14.4.1 Mamba (State Space Models)

Mamba (Gu & Dao, 2023) is based on selective state space models (SSMs). Instead of attending to all past tokens, it maintains a compressed hidden state that is updated recurrently (like an RNN), but with a selective mechanism that decides what to remember.

Key properties:

  • Linear time in sequence length (\(O(n)\) vs \(O(n^2)\) for attention).
  • No attention matrix — the context is compressed into a fixed-size state.
  • Competitive with transformers on language modelling benchmarks.
  • Less effective at in-context retrieval tasks (where attention excels).

14.4.2 Diffusion Language Models (DiffusionGemma)

Autoregressive models like GPT generate text left-to-right, one token at a time.

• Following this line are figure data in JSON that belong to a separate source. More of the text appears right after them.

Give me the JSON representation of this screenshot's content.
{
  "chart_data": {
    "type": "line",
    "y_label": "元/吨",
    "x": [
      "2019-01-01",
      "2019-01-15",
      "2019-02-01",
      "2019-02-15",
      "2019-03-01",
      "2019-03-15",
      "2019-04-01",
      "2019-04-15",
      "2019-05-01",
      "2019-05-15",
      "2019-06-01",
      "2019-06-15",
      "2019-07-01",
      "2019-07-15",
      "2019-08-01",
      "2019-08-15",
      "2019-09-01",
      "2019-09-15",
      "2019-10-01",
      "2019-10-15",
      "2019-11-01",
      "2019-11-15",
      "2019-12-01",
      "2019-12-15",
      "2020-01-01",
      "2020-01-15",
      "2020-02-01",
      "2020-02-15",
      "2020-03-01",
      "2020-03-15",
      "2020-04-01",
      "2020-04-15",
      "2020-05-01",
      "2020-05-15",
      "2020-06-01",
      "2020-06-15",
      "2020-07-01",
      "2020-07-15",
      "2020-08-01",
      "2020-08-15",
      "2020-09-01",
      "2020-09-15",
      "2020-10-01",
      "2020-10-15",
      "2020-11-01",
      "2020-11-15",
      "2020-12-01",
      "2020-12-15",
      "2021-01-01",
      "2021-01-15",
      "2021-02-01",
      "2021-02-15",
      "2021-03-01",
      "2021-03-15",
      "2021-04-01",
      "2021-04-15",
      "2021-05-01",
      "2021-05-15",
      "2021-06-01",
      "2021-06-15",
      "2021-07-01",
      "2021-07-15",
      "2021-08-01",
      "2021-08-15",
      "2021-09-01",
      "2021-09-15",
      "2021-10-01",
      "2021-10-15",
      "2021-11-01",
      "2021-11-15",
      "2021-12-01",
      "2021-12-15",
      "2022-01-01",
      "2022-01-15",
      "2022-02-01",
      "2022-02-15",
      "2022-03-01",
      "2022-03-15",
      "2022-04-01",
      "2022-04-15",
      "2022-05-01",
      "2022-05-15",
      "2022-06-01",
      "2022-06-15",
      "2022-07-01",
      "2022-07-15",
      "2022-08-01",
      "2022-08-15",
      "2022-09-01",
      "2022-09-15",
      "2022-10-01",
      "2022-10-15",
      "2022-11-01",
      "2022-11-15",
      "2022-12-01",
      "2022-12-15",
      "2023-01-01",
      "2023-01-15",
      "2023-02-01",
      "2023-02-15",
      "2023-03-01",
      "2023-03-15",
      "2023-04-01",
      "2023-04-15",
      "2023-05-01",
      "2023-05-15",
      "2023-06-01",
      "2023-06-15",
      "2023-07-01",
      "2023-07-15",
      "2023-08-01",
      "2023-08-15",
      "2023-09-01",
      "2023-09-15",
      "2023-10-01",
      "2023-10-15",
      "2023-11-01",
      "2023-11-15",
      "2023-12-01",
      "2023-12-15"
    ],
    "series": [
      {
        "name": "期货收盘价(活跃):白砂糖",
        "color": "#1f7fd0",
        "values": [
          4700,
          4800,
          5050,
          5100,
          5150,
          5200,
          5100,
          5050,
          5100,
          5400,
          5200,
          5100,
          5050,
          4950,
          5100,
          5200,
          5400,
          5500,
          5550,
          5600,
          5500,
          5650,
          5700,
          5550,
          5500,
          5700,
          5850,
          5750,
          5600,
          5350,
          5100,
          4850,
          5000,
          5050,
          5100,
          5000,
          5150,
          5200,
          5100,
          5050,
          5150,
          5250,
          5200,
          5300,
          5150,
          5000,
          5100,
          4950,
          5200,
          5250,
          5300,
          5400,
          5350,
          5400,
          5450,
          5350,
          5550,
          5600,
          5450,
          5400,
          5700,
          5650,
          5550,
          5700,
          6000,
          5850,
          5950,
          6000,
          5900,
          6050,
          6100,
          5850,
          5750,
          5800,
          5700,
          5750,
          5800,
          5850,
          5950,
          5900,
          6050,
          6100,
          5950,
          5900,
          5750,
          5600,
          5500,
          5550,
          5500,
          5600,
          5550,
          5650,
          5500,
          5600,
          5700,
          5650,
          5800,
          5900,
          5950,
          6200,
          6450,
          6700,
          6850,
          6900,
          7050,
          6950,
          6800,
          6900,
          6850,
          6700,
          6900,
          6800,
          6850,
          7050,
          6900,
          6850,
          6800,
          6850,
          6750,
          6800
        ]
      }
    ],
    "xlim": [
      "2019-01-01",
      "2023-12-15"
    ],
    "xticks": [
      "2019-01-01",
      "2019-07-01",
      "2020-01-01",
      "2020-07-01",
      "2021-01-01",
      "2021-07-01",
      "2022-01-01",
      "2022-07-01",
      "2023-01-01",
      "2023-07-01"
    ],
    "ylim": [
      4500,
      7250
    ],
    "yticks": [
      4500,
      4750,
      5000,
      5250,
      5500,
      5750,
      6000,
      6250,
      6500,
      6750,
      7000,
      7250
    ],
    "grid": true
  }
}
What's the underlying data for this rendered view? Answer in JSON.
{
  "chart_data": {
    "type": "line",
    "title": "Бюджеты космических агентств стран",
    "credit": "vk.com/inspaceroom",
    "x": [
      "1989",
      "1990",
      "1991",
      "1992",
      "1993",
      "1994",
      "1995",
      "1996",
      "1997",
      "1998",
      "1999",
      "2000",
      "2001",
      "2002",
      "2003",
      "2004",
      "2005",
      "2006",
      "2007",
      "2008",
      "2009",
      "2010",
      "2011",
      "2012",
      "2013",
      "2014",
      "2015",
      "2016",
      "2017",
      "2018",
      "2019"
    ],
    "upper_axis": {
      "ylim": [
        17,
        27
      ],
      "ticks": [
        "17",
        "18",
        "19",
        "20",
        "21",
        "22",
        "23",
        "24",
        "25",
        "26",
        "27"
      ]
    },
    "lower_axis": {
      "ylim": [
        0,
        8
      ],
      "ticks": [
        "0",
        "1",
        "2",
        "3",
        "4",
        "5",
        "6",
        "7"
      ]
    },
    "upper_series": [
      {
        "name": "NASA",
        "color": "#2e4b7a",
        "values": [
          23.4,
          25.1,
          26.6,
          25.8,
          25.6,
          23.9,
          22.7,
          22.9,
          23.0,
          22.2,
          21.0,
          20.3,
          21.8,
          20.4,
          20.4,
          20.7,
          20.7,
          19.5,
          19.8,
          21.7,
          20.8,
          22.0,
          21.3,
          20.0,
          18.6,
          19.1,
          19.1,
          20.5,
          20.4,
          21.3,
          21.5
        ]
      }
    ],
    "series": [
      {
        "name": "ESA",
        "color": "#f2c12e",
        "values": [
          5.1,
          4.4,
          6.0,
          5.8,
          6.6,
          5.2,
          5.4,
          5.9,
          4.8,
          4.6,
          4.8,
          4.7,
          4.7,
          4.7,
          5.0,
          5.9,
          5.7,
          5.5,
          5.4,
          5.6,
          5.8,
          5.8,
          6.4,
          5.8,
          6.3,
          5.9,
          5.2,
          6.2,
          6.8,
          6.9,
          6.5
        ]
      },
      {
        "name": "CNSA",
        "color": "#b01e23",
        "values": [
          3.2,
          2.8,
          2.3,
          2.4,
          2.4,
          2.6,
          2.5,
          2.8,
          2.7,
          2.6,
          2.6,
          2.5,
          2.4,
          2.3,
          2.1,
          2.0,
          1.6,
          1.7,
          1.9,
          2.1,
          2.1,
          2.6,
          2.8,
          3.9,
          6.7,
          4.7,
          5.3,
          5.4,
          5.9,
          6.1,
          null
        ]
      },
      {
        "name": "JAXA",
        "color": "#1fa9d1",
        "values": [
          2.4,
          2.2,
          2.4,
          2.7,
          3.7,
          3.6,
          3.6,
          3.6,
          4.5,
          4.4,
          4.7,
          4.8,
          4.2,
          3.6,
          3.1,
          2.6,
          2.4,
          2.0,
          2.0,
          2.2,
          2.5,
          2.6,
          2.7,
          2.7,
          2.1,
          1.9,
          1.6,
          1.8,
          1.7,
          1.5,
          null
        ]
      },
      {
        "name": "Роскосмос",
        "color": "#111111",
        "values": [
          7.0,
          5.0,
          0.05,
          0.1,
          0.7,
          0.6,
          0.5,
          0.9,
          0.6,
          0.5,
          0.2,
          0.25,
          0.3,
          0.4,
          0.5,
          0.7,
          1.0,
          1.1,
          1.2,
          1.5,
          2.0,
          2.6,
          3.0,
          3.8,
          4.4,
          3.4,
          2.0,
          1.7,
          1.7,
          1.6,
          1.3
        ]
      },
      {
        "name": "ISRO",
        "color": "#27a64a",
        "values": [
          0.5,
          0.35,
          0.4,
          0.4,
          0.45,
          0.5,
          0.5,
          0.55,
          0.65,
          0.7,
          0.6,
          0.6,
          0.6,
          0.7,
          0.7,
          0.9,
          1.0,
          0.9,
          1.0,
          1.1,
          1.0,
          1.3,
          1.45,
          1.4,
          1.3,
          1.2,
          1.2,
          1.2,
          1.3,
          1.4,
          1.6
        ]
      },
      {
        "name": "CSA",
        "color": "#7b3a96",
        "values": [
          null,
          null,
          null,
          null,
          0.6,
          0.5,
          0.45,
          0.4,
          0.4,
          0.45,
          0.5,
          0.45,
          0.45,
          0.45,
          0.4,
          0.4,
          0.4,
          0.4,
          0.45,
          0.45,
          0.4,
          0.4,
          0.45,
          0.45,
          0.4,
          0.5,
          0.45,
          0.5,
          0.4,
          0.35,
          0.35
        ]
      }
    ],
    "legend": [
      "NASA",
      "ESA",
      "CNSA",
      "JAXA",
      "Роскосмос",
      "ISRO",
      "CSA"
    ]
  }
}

Diffusion language models (DLMs) generate all tokens in parallel by iterative denoising.

MDLM and Gemma-based diffusion models start from a fully masked sequence and refine it over \(T\) denoising steps. Each step predicts a cleaner version of the entire sequence.

Advantages: - Can revise earlier tokens after seeing later context. - Faster generation at inference time (fewer sequential steps than token length). - Quality still trails autoregressive models as of 2025.

14.4.3 Mixture of Experts (MoE)

Mixture of Experts replaces the single feed-forward network in each transformer block with \(E\) expert networks and a router that activates only \(K\) of them per token.

  • Mistral 8x7B and GPT-4 are believed to use MoE.
  • Total parameters can be large while compute per token stays small.
  • Trade-off: routing instability, expert load imbalance.

14.5 Key Takeaways

Innovation Benefit
RoPE Relative position encoding, better length generalisation
GQA / MQA Smaller KV cache, faster and cheaper inference
Flash Attention Linear memory, 2-4x faster attention, long context
Mamba (SSM) Linear-time sequence modelling, no attention matrix
Diffusion LMs Parallel generation, bidirectional revision
MoE Larger model capacity without proportional compute cost

The field moves fast. Each of these innovations addresses a concrete bottleneck — memory, speed, context length, or capability — that became critical as models scaled. Understanding the baseline GPT from Chapter 3 through Chapter 13 makes every one of these extensions legible.